How to talk and write about fairness in AI#

The following style guide builds on work from various sources including the Fairlearn contributors and Microsoft’s Aether Fairness Working Group. It is meant to provide a clear and easy to follow guide for contributors. Every pull request is expected to abide by the guide. If you want to add to the list feel free to send a pull request.

  • Be clear that there is no single definition of fairness that will apply equally well to all AI systems.

  • Be clear that any quantitative definition of fairness will omit aspects of fairness (as a societal concept) that cannot be quantified (e.g., justice, due process, remedying historical societal injustices).

  • Be clear that given the many complex sources of unfairness, it is not possible to fully debias a system or to guarantee fairness. The goal is to assess and mitigate fairness-related harms as much as possible. For this reason, don’t usewords like debias, unbiased, solve – they set up unrealistic expectations. Use words like mitigate, address, prioritize, assess instead.

  • Be clear that AI systems (and technology in general) are never neutral – all AI systems necessarily reflect the assumptions, priorities, and values of the people involved in their development and deployment.

  • Be clear that prioritizing fairness in AI systems often means making tradeoffs based on competing priorities. There are seldom clear-cut answers. This is why using the word solve is seldom appropriate.

  • Be clear that prioritizing fairness in AI systems is a sociotechnical challenge. It is not something that can be accomplished via purely technical methods (or purely social methods, for that matter).

  • Be clear that there is no software tool that will solve fairness in all AI systems. This is not to say that software tools don’t have a role to play, but they will be precise, targeted, and only part of the picture.

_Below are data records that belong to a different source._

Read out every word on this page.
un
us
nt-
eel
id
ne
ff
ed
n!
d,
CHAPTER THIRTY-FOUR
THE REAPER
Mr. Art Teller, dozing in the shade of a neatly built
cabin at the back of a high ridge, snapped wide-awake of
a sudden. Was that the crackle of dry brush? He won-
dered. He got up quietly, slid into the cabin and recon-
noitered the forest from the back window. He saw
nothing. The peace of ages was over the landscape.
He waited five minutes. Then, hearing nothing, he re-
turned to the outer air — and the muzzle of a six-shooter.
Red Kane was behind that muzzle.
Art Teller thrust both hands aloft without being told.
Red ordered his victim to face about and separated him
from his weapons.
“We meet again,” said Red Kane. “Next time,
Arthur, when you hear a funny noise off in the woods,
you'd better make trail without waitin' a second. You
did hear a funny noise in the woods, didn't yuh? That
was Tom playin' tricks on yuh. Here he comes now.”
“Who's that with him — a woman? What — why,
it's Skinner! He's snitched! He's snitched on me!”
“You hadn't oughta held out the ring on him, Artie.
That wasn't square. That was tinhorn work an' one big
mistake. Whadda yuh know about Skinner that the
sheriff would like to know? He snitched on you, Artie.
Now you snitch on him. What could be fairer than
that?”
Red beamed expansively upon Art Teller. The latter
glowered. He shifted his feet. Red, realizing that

  • Be clear that even with precise, targeted tools, it’s easy to overlook things, especially things that are difficult to quantify – software tools must be supplemented with other resources and processes.

  • There are many reasons why AI systems can behave unfairly, not just societal biases. Also bias is ambiguous and means different things to different communities – e.g., statistical bias vs. societal biases. For this reason, talk about fairness issues or fairness-related harms rather than bias, unless you are very specifically referring to societal biases (or statistical bias or some other definition of bias). Better yet, be specific about the type of fairness-related harm – is this a harm of allocation, quality of service, stereotyping, denigration, or over- or under-representation? Be clear that different types of fairness-related harm are not mutually exclusive. A single AI system can exhibit more than one type.

  • Be clear that fairness-related harms can have varying severities, but that the cumulative impact of even non-severe harms can be extremely burdensome or make people feel singled out or undervalued.

  • Be clear that fairness-related harms can affect both the people who will use an AI system and the people who will be directly or indirectly affected by the system, either by choice or not. For this reason, when talking about the people who might be harmed by a system, talk about stakeholders not users.

  • When talking about who might be harmed, don’t just focus on demographic groups (e.g., groups defined in terms of race, gender, age, disability status, skin tone, and their intersections) or groups that are protected by anti-discrimination laws. The most relevant groups may be context specific.

  • Be clear that stakeholders can belong to overlapping or intersectional groups – e.g., different combinations of race, gender, and age – and considering each group separately may obscure harms.

  • Be clear that fairness-related harms can be (re-)introduced at every stage of the AI development and deployment lifecycle and can arise due to any component of an AI system, not just datasets or models – e.g., task definitions, user experiences, evaluation metrics, or deployment contexts.